La première bataille, la plus visible, concerne les allocations familiales. La loi de finances pour 1998 prévoit une mise sous condition de ressources, et des députés et sénateurs UDF et RPR saisissent aussitôt le Conseil constitutionnel, au motif que cette disposition est une violation du principe constitutionnel d'égalité ainsi que du préambule de la Constitution selon lequel « la nation assure à l'individu et à la famille les conditions nécessaires à leur développement ». Mais le Conseil constitutionnel valide la mise sous condition de ressources des allocations familiales. Le décret d'application de la loi de finances organise donc une entrée en vigueur de la mesure dès avril 1998. Ce sont 7,8 % des familles qui seraient alors exclus du bénéfice des allocations : 268 000 familles de deux enfants, 70 000 de trois et 13 000 de quatre, mais cela réduirait de 4,8 milliards de francs sur une année le déficit de la branche « famille », estimé à 11,8 milliards.

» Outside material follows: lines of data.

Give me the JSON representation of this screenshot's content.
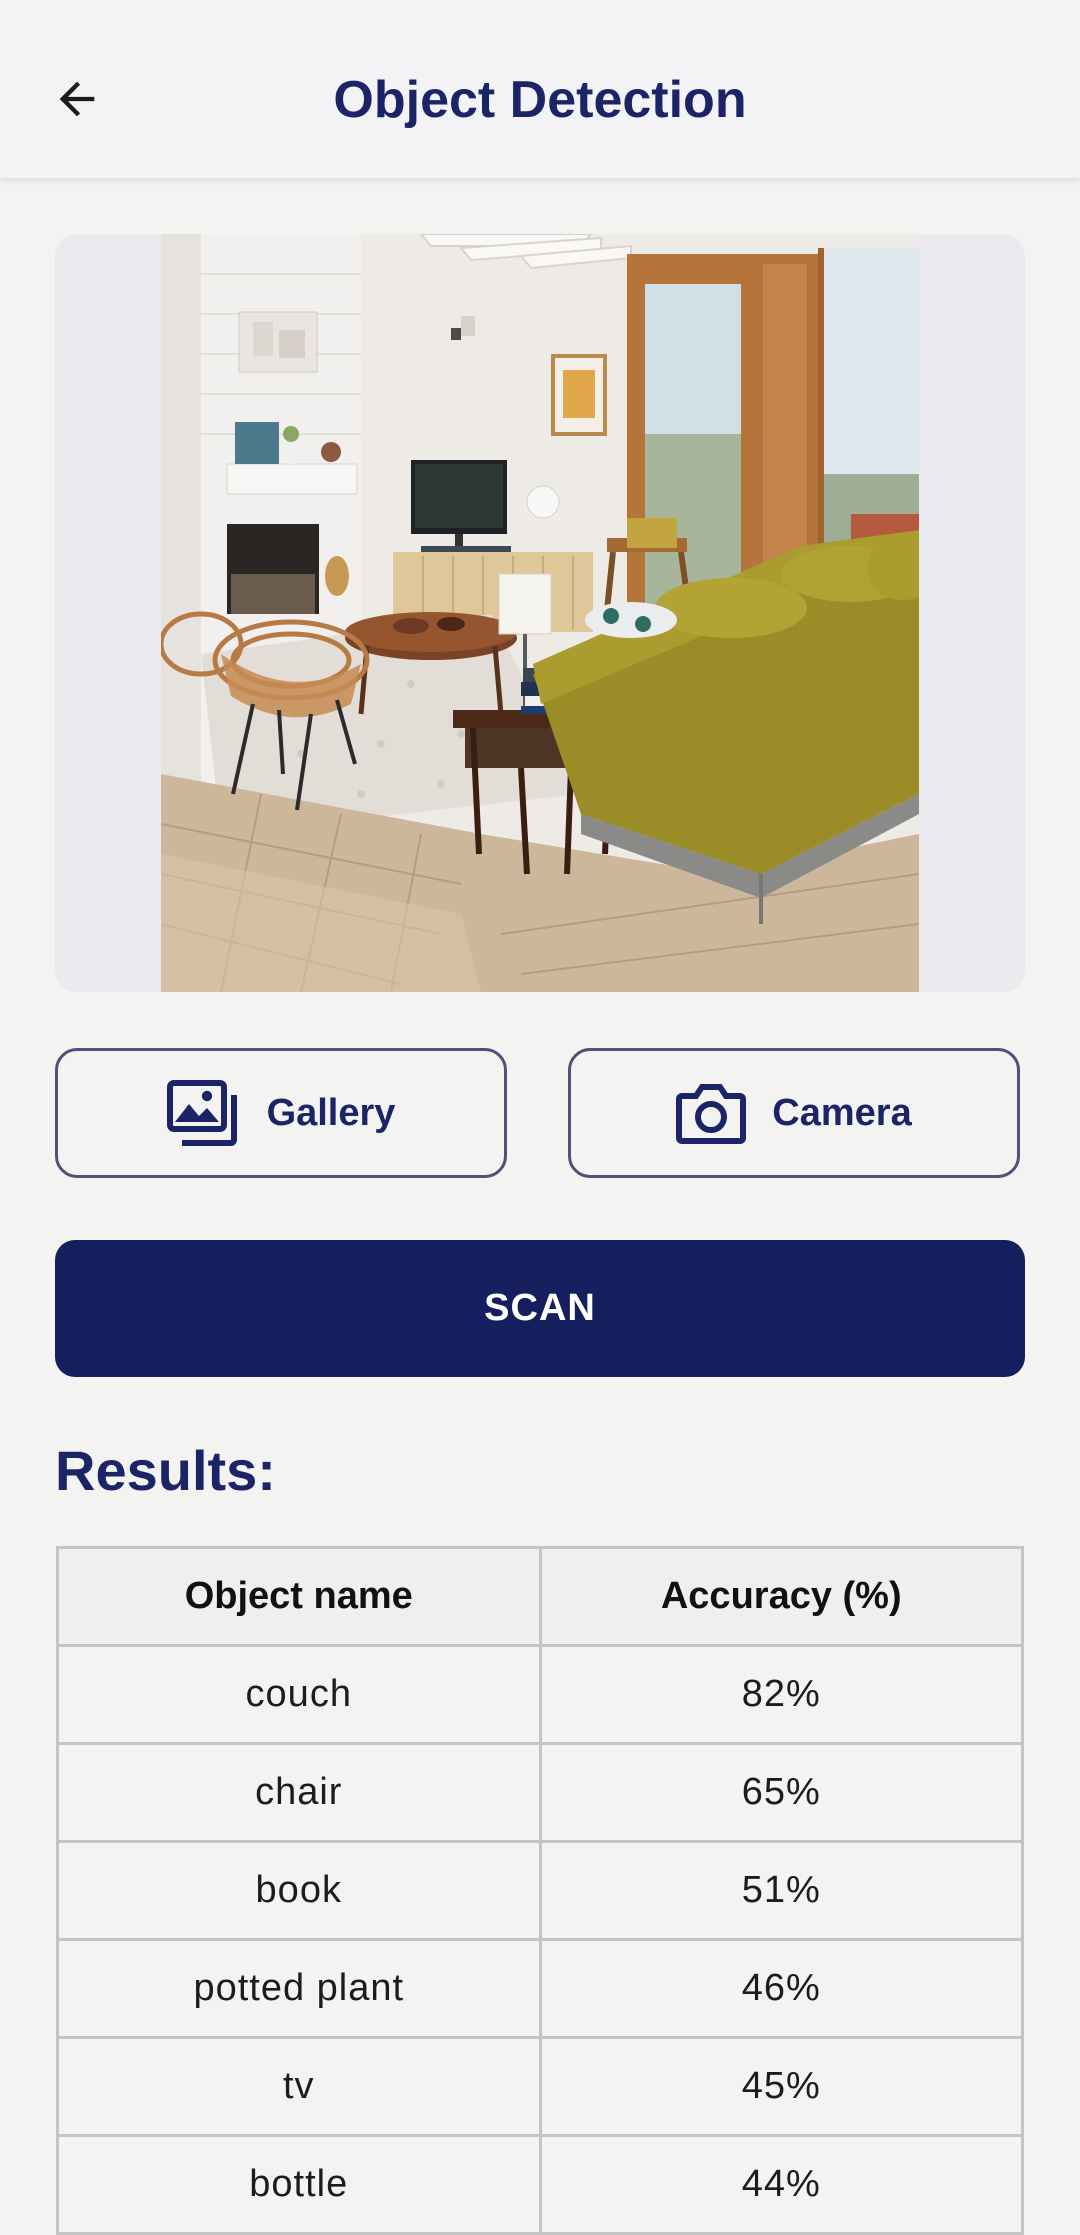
{
  "app_bar": {
    "title": "Object Detection",
    "back_icon": "arrow-left-icon"
  },
  "image_picker": {
    "gallery_label": "Gallery",
    "gallery_icon": "image-gallery-icon",
    "camera_label": "Camera",
    "camera_icon": "camera-icon"
  },
  "scan_label": "SCAN",
  "results": {
    "heading": "Results:",
    "columns": [
      "Object name",
      "Accuracy (%)"
    ],
    "rows": [
      {
        "name": "couch",
        "accuracy": "82%"
      },
      {
        "name": "chair",
        "accuracy": "65%"
      },
      {
        "name": "book",
        "accuracy": "51%"
      },
      {
        "name": "potted plant",
        "accuracy": "46%"
      },
      {
        "name": "tv",
        "accuracy": "45%"
      },
      {
        "name": "bottle",
        "accuracy": "44%"
      }
    ]
  },
  "colors": {
    "primary": "#151f5e",
    "title_text": "#1a2466",
    "outline": "#4c527a",
    "background": "#f3f4f2",
    "couch": "#9a8c26"
  }
}
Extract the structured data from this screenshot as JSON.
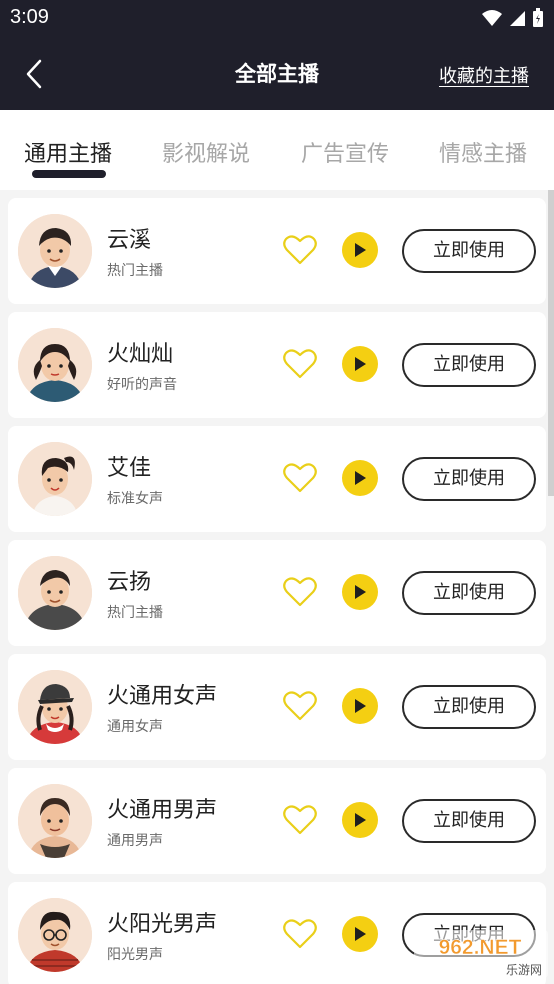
{
  "status": {
    "time": "3:09"
  },
  "header": {
    "title": "全部主播",
    "favorites_link": "收藏的主播"
  },
  "tabs": [
    {
      "label": "通用主播",
      "active": true
    },
    {
      "label": "影视解说",
      "active": false
    },
    {
      "label": "广告宣传",
      "active": false
    },
    {
      "label": "情感主播",
      "active": false
    }
  ],
  "colors": {
    "header_bg": "#1f1f2b",
    "accent": "#f4cf12",
    "heart": "#e9cf19"
  },
  "anchors": [
    {
      "name": "云溪",
      "desc": "热门主播",
      "action": "立即使用",
      "avatar": "boy-avatar-icon"
    },
    {
      "name": "火灿灿",
      "desc": "好听的声音",
      "action": "立即使用",
      "avatar": "girl-pigtails-avatar-icon"
    },
    {
      "name": "艾佳",
      "desc": "标准女声",
      "action": "立即使用",
      "avatar": "girl-ponytail-avatar-icon"
    },
    {
      "name": "云扬",
      "desc": "热门主播",
      "action": "立即使用",
      "avatar": "boy-hoodie-avatar-icon"
    },
    {
      "name": "火通用女声",
      "desc": "通用女声",
      "action": "立即使用",
      "avatar": "girl-cap-avatar-icon"
    },
    {
      "name": "火通用男声",
      "desc": "通用男声",
      "action": "立即使用",
      "avatar": "man-tanktop-avatar-icon"
    },
    {
      "name": "火阳光男声",
      "desc": "阳光男声",
      "action": "立即使用",
      "avatar": "boy-glasses-avatar-icon"
    }
  ],
  "watermark": {
    "brand": "962.NET",
    "site": "乐游网"
  }
}
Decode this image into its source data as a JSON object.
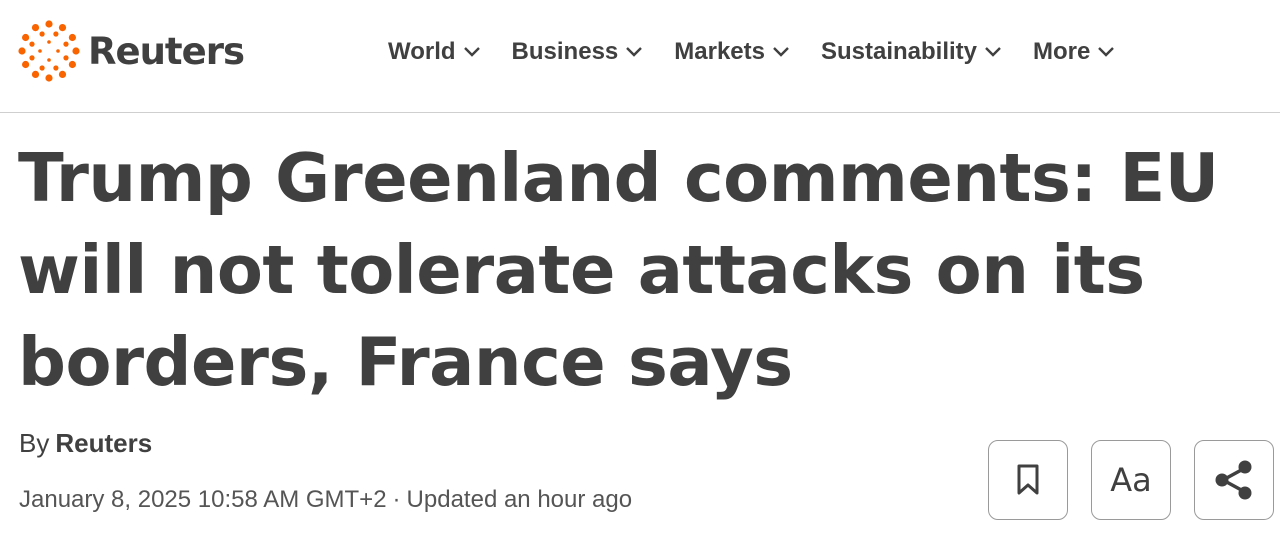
{
  "brand": {
    "name": "Reuters",
    "accent": "#fa6400"
  },
  "nav": {
    "items": [
      {
        "label": "World"
      },
      {
        "label": "Business"
      },
      {
        "label": "Markets"
      },
      {
        "label": "Sustainability"
      },
      {
        "label": "More"
      }
    ]
  },
  "article": {
    "headline": "Trump Greenland comments: EU will not tolerate attacks on its borders, France says",
    "byline_prefix": "By",
    "author": "Reuters",
    "published": "January 8, 2025 10:58 AM GMT+2",
    "separator": "·",
    "updated": "Updated an hour ago"
  },
  "tools": {
    "bookmark_icon": "bookmark-icon",
    "text_size_label": "Aa",
    "share_icon": "share-icon"
  }
}
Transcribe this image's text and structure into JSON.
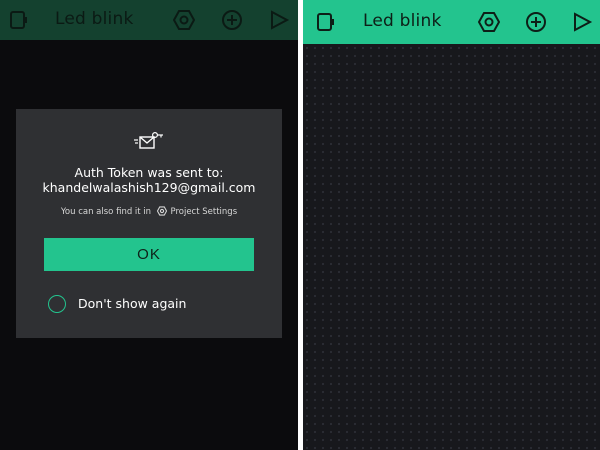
{
  "left_screen": {
    "header": {
      "title": "Led blink"
    },
    "dialog": {
      "message_line1": "Auth Token was sent to:",
      "message_line2": "khandelwalashish129@gmail.com",
      "hint_prefix": "You can also find it in",
      "hint_link": "Project Settings",
      "ok_label": "OK",
      "dont_show_label": "Don't show again",
      "dont_show_checked": false
    }
  },
  "right_screen": {
    "header": {
      "title": "Led blink"
    }
  },
  "colors": {
    "accent": "#23c48e",
    "dim_header": "#14412f",
    "canvas": "#17181c",
    "dialog": "#2f3033"
  },
  "icons": [
    "device-icon",
    "settings-icon",
    "add-icon",
    "play-icon",
    "mail-token-icon"
  ]
}
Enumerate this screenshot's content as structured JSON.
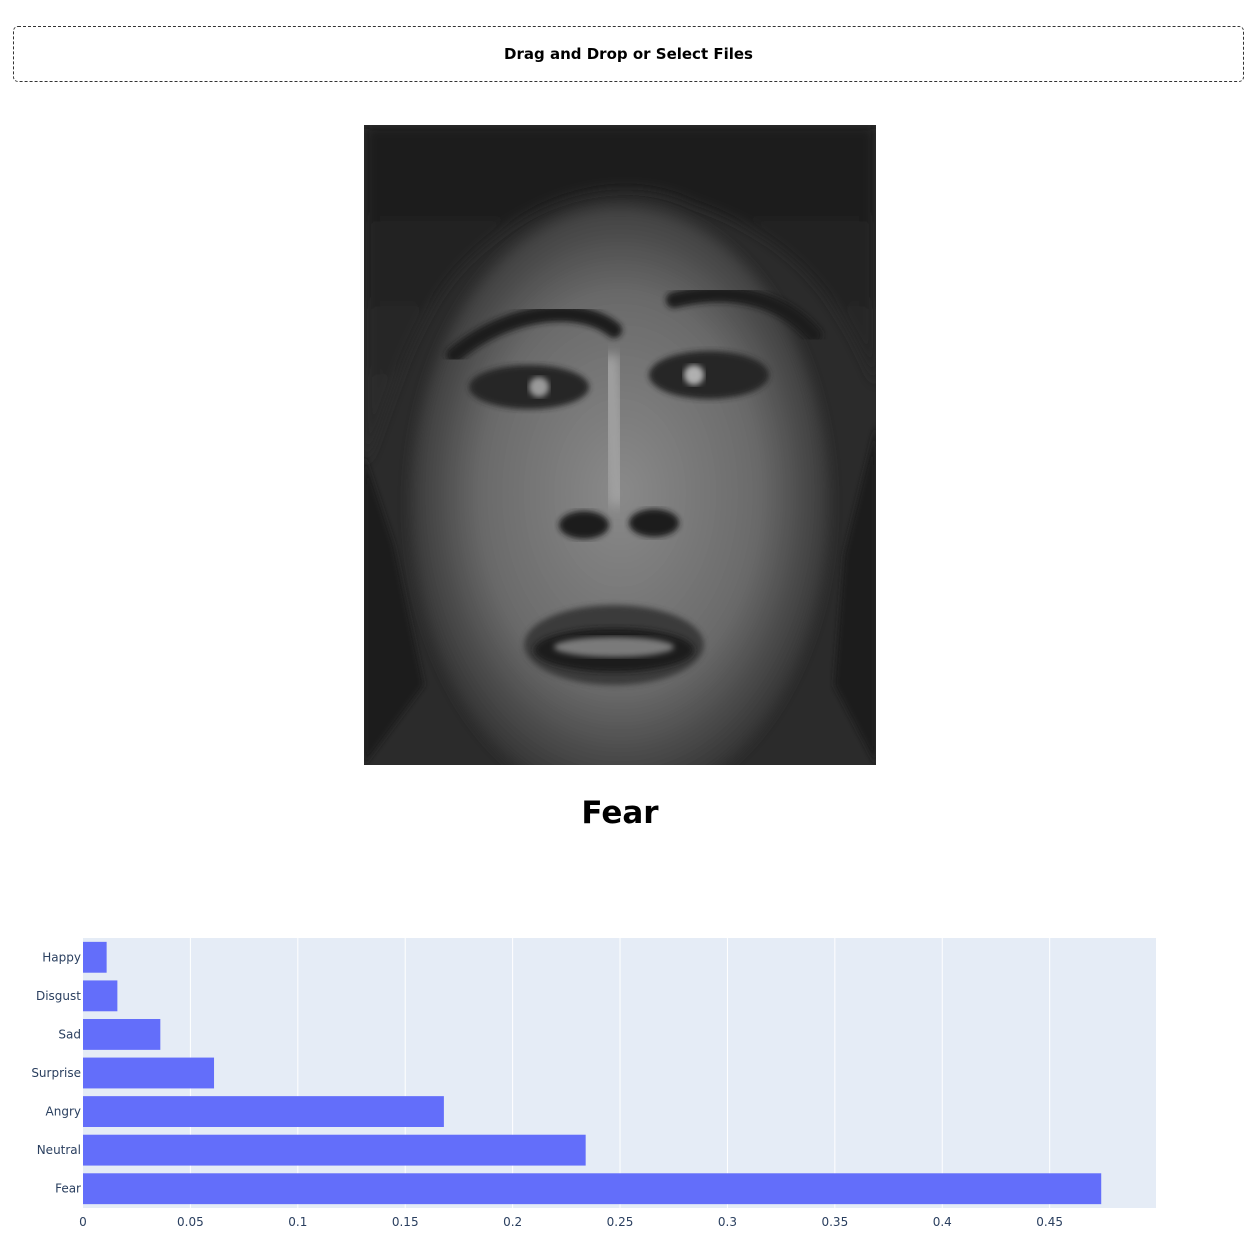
{
  "upload": {
    "label": "Drag and Drop or Select Files"
  },
  "image": {
    "alt": "uploaded face image (grayscale)"
  },
  "prediction": {
    "label": "Fear"
  },
  "colors": {
    "bar": "#636efa",
    "plot_bg": "#e5ecf6",
    "grid": "#ffffff",
    "tick_text": "#2a3f5f"
  },
  "chart_data": {
    "type": "bar",
    "orientation": "horizontal",
    "categories": [
      "Happy",
      "Disgust",
      "Sad",
      "Surprise",
      "Angry",
      "Neutral",
      "Fear"
    ],
    "values": [
      0.011,
      0.016,
      0.036,
      0.061,
      0.168,
      0.234,
      0.474
    ],
    "xlim": [
      0,
      0.4995
    ],
    "xticks": [
      0,
      0.05,
      0.1,
      0.15,
      0.2,
      0.25,
      0.3,
      0.35,
      0.4,
      0.45
    ],
    "xtick_labels": [
      "0",
      "0.05",
      "0.1",
      "0.15",
      "0.2",
      "0.25",
      "0.3",
      "0.35",
      "0.4",
      "0.45"
    ],
    "title": "",
    "xlabel": "",
    "ylabel": "",
    "grid": true
  }
}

Un contrat d'union civique

Dans le même temps, un débat latent est repris au Parlement sur les conséquences à tirer des transformations de la famille. Ne faut-il pas réformer une législation qui favorise largement les couples mariés, en particulier dans le cas de l'héritage, alors que les couples non mariés, qu'ils soient hétéro- ou homosexuels, sont très lourdement pénalisés ? La déclaration de concubinage, dans le cas des couples hétérosexuels, ne suffit pas à régler le problème. Il est donc envisagé de créer une forme de contrat qui serait passé soit devant le maire, soit devant une autre autorité administrative (le préfet) : d'abord nommé « contrat d'union sociale », il devient ensuite le « pacte civil de solidarité » (PACS). Des propositions de loi autour de ce contrat seront examinées par l'Assemblée nationale à l'automne 1998. Mais, là aussi, la controverse fait rage dans les rangs de certaines associations familiales et des défenseurs de la famille traditionnelle.

Devant la multiplicité des problèmes posés, Martine Aubry fait effectuer plusieurs rapports relatifs à la famille. Cette réflexion se situe dans la perspective d'une grande conférence sur la famille, qui se tient le 12 juin 1998. Le débat paraît donc ouvert, mais ses conclusions ne vont pas toutes dans le sens amorcé par le gouvernement. Le rapporteur du volet « famille » du projet de loi de financement de la Sécurité sociale à l'Assemblée préconise de rétablir les allocations familiales pour tous ; le rapport sur les problèmes quotidiens des familles considère qu'il convient d'étendre la politique familiale à toute : l'action sociale, sans la cibler sur la seule famille ; le rapport sur les changements et le rôle de la famille avance des conclusions en retrait des projets de ce « contrat d'union civique ». Mais c'est surtout le plafonnement des allocations familiales qui fait l'objet de réactions publiques très défavorables, notamment dans les classes moyennes.

S. E.-S.

Une vaste concertation sur la famille

Lionel Jospin choisit donc, dès juin 1998, et contrairement aux vœux de la plus grande partie de sa majorité, de renoncer, dans un premier temps, à la mise sous condition des allocations familiales et d'entreprendre une vaste concertation sur la famille. Il s'agit désormais pour le gouvernement de privilégier une approche globale qui permette à la gauche de se doter d'une véritable politique familiale.

La « bataille de Paris »

Sur fond de revers électoraux et d'affaires Tiberi, le 6 avril 1998, à l'initiative de l'ancien garde des Sceaux, Jacques Toubon, la majorité municipale parisienne vole en éclats. Réclamant plus de « transparence », plus de « démocratie » afin de « créer les conditions de la victoire en 2001 », le maire du XIIIe arrondissement de la capitale, proche du chef de l'État au même titre que Bernard Pons, qui le suit dans l'aventure, part en guerre contre Jean Tiberi. L'initiative fait long feu.